March 23, 2009
Family Film Blogging: Race to Witch Mountain
Posted by Christine Hurt

So, Carter and I left the boys on Saturday night and went to see Race to Witch Mountain.  I have to admit that I have a soft spot in my heart for Dwayne Johnson -- he seems so sweet.  Anyway, the movie was pretty good and kept us in suspense (sort of -- it is Disney, we know how it ends).  Parts of the plot are still sort of fuzzy, however. (Apparently someone in the U.S. has discovered the secret to regenerating life after you completely destroy your environment, and that's why the aliens have to come to earth to find it.  If they find it, then they can give their military-controlled government a reason not to just invade Earth and take it over now that their home planet is uninhabitable.  So, they get the "secret" in about 10 minutes, and no one seems to think it's notable to us Earthlings that someone on Earth has discovered this secret.)  Oh, well.  Plot, schmlot.  This is a kids' movie.

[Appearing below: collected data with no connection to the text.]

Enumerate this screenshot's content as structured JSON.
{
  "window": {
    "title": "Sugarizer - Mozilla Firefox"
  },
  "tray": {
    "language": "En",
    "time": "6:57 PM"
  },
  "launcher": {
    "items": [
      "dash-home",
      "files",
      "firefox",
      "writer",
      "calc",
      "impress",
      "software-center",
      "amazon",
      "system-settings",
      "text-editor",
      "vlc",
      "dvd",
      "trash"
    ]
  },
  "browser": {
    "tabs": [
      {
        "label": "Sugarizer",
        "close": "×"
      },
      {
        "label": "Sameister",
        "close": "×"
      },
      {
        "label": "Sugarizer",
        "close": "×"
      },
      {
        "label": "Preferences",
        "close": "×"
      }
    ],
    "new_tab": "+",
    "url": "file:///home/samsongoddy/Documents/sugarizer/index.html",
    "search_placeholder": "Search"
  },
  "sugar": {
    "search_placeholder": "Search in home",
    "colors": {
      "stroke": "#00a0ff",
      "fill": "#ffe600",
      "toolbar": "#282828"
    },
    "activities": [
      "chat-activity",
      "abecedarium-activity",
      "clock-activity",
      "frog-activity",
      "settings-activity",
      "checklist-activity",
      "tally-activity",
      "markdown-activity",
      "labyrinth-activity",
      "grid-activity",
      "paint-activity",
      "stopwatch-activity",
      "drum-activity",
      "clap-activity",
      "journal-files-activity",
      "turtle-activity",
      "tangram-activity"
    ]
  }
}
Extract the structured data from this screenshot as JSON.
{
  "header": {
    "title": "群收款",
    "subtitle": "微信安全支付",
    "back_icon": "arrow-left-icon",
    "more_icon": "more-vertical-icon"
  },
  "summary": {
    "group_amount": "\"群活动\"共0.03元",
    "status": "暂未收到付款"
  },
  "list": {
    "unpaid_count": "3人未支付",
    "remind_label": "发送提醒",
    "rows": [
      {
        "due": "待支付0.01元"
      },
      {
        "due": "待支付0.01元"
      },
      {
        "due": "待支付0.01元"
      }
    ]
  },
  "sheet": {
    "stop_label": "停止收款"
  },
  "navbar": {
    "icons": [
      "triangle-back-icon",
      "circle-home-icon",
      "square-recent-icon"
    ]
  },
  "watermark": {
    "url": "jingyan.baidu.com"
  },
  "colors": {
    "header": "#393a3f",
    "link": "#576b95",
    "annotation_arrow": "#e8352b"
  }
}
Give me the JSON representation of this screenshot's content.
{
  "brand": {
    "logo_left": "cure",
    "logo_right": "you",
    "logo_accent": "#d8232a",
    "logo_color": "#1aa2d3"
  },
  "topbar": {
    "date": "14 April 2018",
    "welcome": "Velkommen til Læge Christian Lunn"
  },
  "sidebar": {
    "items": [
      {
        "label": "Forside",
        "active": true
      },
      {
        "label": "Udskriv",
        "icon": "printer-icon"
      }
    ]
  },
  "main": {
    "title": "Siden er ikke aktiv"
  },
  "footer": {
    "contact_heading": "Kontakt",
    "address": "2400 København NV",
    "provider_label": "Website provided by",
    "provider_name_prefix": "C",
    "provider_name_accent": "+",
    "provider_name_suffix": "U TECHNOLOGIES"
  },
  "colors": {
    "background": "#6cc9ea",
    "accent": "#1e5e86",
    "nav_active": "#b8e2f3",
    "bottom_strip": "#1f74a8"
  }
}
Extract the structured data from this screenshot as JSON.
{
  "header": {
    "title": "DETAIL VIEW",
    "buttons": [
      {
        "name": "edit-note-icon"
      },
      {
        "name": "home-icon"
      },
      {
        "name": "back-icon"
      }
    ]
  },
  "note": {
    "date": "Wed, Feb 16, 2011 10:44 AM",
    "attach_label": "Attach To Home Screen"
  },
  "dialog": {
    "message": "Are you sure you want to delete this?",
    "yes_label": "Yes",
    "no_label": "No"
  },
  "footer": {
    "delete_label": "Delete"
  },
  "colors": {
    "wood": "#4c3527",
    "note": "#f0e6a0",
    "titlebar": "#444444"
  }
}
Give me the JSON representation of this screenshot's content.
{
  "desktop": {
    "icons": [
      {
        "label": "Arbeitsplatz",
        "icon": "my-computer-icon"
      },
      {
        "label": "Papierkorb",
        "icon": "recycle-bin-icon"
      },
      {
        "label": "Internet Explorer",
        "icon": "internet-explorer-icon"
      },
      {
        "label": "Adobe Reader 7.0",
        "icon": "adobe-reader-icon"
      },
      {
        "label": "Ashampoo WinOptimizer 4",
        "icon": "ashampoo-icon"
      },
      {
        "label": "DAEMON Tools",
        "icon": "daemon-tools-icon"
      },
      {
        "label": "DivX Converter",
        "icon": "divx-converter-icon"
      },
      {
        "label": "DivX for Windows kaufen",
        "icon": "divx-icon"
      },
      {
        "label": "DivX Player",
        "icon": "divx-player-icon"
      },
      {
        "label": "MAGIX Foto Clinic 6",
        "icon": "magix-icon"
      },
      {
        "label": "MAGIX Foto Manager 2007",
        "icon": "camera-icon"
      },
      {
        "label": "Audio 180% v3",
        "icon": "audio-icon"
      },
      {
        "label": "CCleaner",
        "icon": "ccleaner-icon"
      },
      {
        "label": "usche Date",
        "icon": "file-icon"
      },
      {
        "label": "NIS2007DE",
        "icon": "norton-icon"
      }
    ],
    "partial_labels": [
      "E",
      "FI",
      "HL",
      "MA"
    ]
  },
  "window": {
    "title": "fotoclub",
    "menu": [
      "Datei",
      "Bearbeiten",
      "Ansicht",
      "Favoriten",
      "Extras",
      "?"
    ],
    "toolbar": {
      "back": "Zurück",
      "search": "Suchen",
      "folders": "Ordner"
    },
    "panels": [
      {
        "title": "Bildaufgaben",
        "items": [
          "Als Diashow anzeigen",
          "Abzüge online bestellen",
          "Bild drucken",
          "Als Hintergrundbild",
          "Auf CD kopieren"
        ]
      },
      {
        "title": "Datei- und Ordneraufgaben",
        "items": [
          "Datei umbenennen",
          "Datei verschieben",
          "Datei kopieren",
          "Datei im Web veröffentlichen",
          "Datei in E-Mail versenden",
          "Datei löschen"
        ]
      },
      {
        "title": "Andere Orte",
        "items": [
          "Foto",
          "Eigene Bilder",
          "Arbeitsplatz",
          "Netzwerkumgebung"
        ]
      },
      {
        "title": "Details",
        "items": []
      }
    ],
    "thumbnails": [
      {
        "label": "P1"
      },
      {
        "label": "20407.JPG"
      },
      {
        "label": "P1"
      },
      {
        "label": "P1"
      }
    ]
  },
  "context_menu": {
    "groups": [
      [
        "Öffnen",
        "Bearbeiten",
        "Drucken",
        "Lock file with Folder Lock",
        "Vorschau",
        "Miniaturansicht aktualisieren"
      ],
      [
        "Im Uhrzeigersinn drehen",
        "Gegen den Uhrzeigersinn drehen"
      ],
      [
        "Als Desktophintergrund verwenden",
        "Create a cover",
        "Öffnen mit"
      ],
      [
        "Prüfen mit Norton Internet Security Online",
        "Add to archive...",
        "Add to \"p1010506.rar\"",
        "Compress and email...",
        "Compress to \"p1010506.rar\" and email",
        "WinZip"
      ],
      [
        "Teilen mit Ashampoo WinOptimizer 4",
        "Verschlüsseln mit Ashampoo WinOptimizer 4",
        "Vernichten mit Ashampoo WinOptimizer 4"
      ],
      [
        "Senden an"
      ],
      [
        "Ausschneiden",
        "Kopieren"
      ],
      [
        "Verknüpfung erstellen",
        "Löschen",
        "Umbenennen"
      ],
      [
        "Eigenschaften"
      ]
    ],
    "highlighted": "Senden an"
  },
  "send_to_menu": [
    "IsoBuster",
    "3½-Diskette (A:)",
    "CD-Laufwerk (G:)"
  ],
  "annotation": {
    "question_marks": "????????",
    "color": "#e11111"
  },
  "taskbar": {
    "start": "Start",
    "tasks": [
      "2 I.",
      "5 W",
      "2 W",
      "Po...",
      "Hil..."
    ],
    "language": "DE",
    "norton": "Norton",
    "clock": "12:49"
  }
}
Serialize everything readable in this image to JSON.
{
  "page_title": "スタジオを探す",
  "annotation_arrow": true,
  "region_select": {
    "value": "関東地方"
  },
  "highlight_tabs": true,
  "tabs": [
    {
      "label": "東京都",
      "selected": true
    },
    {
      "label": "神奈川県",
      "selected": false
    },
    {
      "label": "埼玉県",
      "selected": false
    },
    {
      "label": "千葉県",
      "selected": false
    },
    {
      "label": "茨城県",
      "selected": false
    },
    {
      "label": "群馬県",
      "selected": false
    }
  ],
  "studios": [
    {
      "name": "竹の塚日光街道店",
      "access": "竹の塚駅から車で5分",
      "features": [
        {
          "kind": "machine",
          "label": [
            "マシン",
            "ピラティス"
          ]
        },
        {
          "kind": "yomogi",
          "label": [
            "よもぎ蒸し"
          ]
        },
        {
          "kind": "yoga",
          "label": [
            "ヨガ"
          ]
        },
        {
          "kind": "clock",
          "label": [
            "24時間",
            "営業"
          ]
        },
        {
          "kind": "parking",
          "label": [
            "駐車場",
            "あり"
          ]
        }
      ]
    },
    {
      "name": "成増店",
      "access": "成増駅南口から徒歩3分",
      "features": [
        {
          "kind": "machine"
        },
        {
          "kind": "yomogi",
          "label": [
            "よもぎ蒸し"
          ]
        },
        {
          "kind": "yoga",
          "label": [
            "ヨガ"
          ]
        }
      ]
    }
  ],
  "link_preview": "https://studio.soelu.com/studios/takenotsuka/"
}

So, I remember nothing from Escape to Witch Mountain except the two kids, Tony and Tia, and Tia's magic purse.  Looking around the Internet, the plots aren't similar at all except that there are two children from another planet that have special powers.  As lightweight as the plot of Race to WM is, it doesn't sounds as silly as the plot of Escape.  In Race to WM, kids Seth and Sarah (I guess their planet has the same baby-naming books that Earth does), fly to Earth in their spaceship to find this secret to planet regeneration.  Their landing attracts the attention of the secret, sinister Department of Defense group headed by Ciaran Hinds from Rome) that brings all of its intel to tracking down the "humanids" that head to Vegas, convince taxi driver (and former stock car racer) Dwayne Johnson to drive them where they need to go.  But, the kids have a worse enemy than the DoD -- an assassin sent by their home planet to stop their mission.  Oooh.  Along the way, the threesome picks up a female astrophysicist to help them (Carla Gugino, whose blouse seems much tighter than it needs to be to present a paper at an academic conference) and even run into Whitley Streiber, who pokes good fun at his persona after writing Communion, in which he spoke of being visited by "visitors" and taken to their spaceship.  (In one funny scene, which of course Carter didn't get, was when the four are rushing through a Vegas "alien" convention, and Gugino's character stops Streiber from approaching, saying "Not now, Whitley!")  And Garry Marshall, who is so funny, plays a conspiracy theorist who leads them to Witch Mountain, where the DoD have taken the spaceship.

All in all, we thought it was a good movie, although pretty suspenseful and fairly frightening.  The "assassin" is very scary in sort of a Terminator 2 way.  I am glad we did not take our 7 year-old.